En 1920, John Thomas Looney sacó a la luz una sorprendente tesis: el verdadero redactor de algunos de los diálogos más excelsos del dramaturgo de La noche de la epifanía era realmente Edward de Vere, el decimoséptimo conde de Oxford. Inteligente y prolífico, este cortesano -que falleció en 1604 a la edad de cincuenta y cuatro años- se codeó con los artistas más sobresalientes de la época isabelina, haciendo gala de sus dotes para el espectáculo en calidad de creador y mecenas. Patrocinador de representaciones teatrales que aún en la actualidad se reflejan en los manuales de Historia, este aristócrata fue amigo de Shakespeare; con quien desarrollo una relación de amistad que muy posiblemente le pudo llevar a proponer al valorado firmante de Romeo y Julieta un trato, en el que el noble sería el negro del de Stratford por motivos de imagen frente a la reina.

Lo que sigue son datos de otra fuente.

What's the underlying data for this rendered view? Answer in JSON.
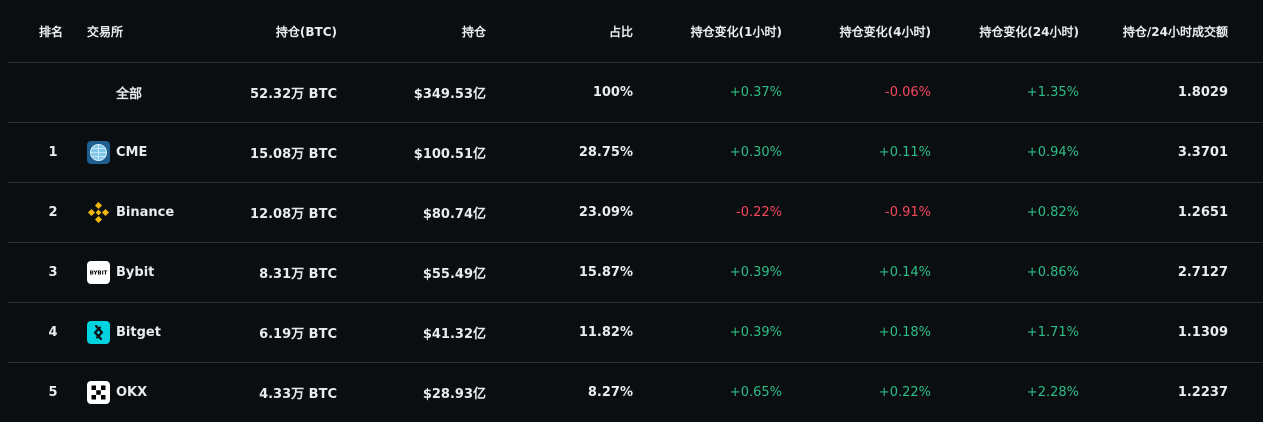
{
  "headers": {
    "rank": "排名",
    "exchange": "交易所",
    "oi_btc": "持仓(BTC)",
    "oi": "持仓",
    "share": "占比",
    "chg_1h": "持仓变化(1小时)",
    "chg_4h": "持仓变化(4小时)",
    "chg_24h": "持仓变化(24小时)",
    "oi_vol_ratio": "持仓/24小时成交额"
  },
  "total": {
    "label": "全部",
    "oi_btc": "52.32万 BTC",
    "oi": "$349.53亿",
    "share": "100%",
    "chg_1h": "+0.37%",
    "chg_4h": "-0.06%",
    "chg_24h": "+1.35%",
    "oi_vol_ratio": "1.8029"
  },
  "rows": [
    {
      "rank": "1",
      "name": "CME",
      "icon": "cme-logo-icon",
      "oi_btc": "15.08万 BTC",
      "oi": "$100.51亿",
      "share": "28.75%",
      "chg_1h": "+0.30%",
      "chg_4h": "+0.11%",
      "chg_24h": "+0.94%",
      "oi_vol_ratio": "3.3701"
    },
    {
      "rank": "2",
      "name": "Binance",
      "icon": "binance-logo-icon",
      "oi_btc": "12.08万 BTC",
      "oi": "$80.74亿",
      "share": "23.09%",
      "chg_1h": "-0.22%",
      "chg_4h": "-0.91%",
      "chg_24h": "+0.82%",
      "oi_vol_ratio": "1.2651"
    },
    {
      "rank": "3",
      "name": "Bybit",
      "icon": "bybit-logo-icon",
      "oi_btc": "8.31万 BTC",
      "oi": "$55.49亿",
      "share": "15.87%",
      "chg_1h": "+0.39%",
      "chg_4h": "+0.14%",
      "chg_24h": "+0.86%",
      "oi_vol_ratio": "2.7127"
    },
    {
      "rank": "4",
      "name": "Bitget",
      "icon": "bitget-logo-icon",
      "oi_btc": "6.19万 BTC",
      "oi": "$41.32亿",
      "share": "11.82%",
      "chg_1h": "+0.39%",
      "chg_4h": "+0.18%",
      "chg_24h": "+1.71%",
      "oi_vol_ratio": "1.1309"
    },
    {
      "rank": "5",
      "name": "OKX",
      "icon": "okx-logo-icon",
      "oi_btc": "4.33万 BTC",
      "oi": "$28.93亿",
      "share": "8.27%",
      "chg_1h": "+0.65%",
      "chg_4h": "+0.22%",
      "chg_24h": "+2.28%",
      "oi_vol_ratio": "1.2237"
    }
  ],
  "colors": {
    "positive": "#2ebd85",
    "negative": "#f6465d",
    "background": "#0b0e11",
    "divider": "#2b3139"
  },
  "logo_text": {
    "bybit": "BYBIT"
  }
}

El director germano Roland Emmerich (Stuttgart, Baden-Wünttemebrg, 1955) se hace eco de las teorías de Looney y monta con ello una película titulada Anonymus, en la que reivindica la figura del injustamente olvidado Edward de Vere. Lejos de sus odiseas épicas y apocalípticas más populares y taquilleras (Emmerich es responsable, entre otras, de Inependence Day, 2012, El día de mañana y Soldado universal), el realizador centroeuropeo se acerca en esta ocasión al período isabelino, en la Inglaterra de finales del siglo XVI y principios del XVII. Las guerras de religión, selladas por el recelo existente entre el incipiente anglicanismo implantado por el entonces fallecido Enrique VIII y el catolicismo reinante en los imperios de espiritualidad papal, fueron el marco de un siglo en el que las traiciones palaciegas y las conspiraciones contra monarcas y gobernantes determinaban el destino de los hombres. En esa centuria de fuego cruzado y pensamientos coartados por el filo del hacha del verdugo es en la que se desarrolla el largometraje de Emmerich: un apasionado argumento que sigue un enfoque cercano al elaborado por John Madden en Shakespeare in Love (1998).

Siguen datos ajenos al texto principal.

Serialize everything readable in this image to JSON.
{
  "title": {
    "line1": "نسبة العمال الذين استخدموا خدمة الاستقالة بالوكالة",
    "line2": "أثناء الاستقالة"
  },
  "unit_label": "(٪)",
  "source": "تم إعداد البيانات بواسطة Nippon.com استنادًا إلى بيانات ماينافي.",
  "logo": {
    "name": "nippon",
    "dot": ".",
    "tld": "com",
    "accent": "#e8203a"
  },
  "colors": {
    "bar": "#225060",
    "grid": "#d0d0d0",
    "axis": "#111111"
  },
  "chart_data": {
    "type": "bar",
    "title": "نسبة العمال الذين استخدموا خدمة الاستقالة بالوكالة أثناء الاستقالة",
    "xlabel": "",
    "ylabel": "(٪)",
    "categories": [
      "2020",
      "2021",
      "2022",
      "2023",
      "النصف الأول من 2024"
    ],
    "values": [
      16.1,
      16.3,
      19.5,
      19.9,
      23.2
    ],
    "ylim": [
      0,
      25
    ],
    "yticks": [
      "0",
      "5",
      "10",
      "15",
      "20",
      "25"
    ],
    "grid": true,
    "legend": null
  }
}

El actor galés Rhys Ifans es el encargado de liderar el equipo artístico con su encarnación del aparentemente disoluto Edward de Vere (de joven lo caracteriza el famoso Jamie Campbell Bower de la serie Camelot). Este maestro de las palabras en la oscuridad del desconocimiento público es el verdadero motor dramático de un guion en el que no falta la presencia de William Cecil (interpretado por David Thewlis), la reina Isabel I (Vanessa Redgrave), Henry Wriothesley (Xavier Samuel) y –como no- William Shakespeare (Rafe Spall).
Existen algunas reservas entre los aficionados por comprobar cómo se ha adaptado la fisonomía Tudor a los márgenes casi siempre ostentosos y atronadores del cine de Emmerich; sin embargo, la utilización de un actor como Derek Jacobi, en calidad de narrador, es una declaración de intenciones de por dónde quiere el creador de blockbusters que vayan los tiros de su nueva producción. Tras el visionado de la cinta, quizás los espectadores salgan de la sala conociendo más el pletórico universo de De Vere y del bardo de Stratford… De unas centurias en las que el tema de la autoría era como una hoja al viento, como una firma cuyo valor se calculaba en función de los intereses políticos y económicos, más que de inmortalidad intelectual.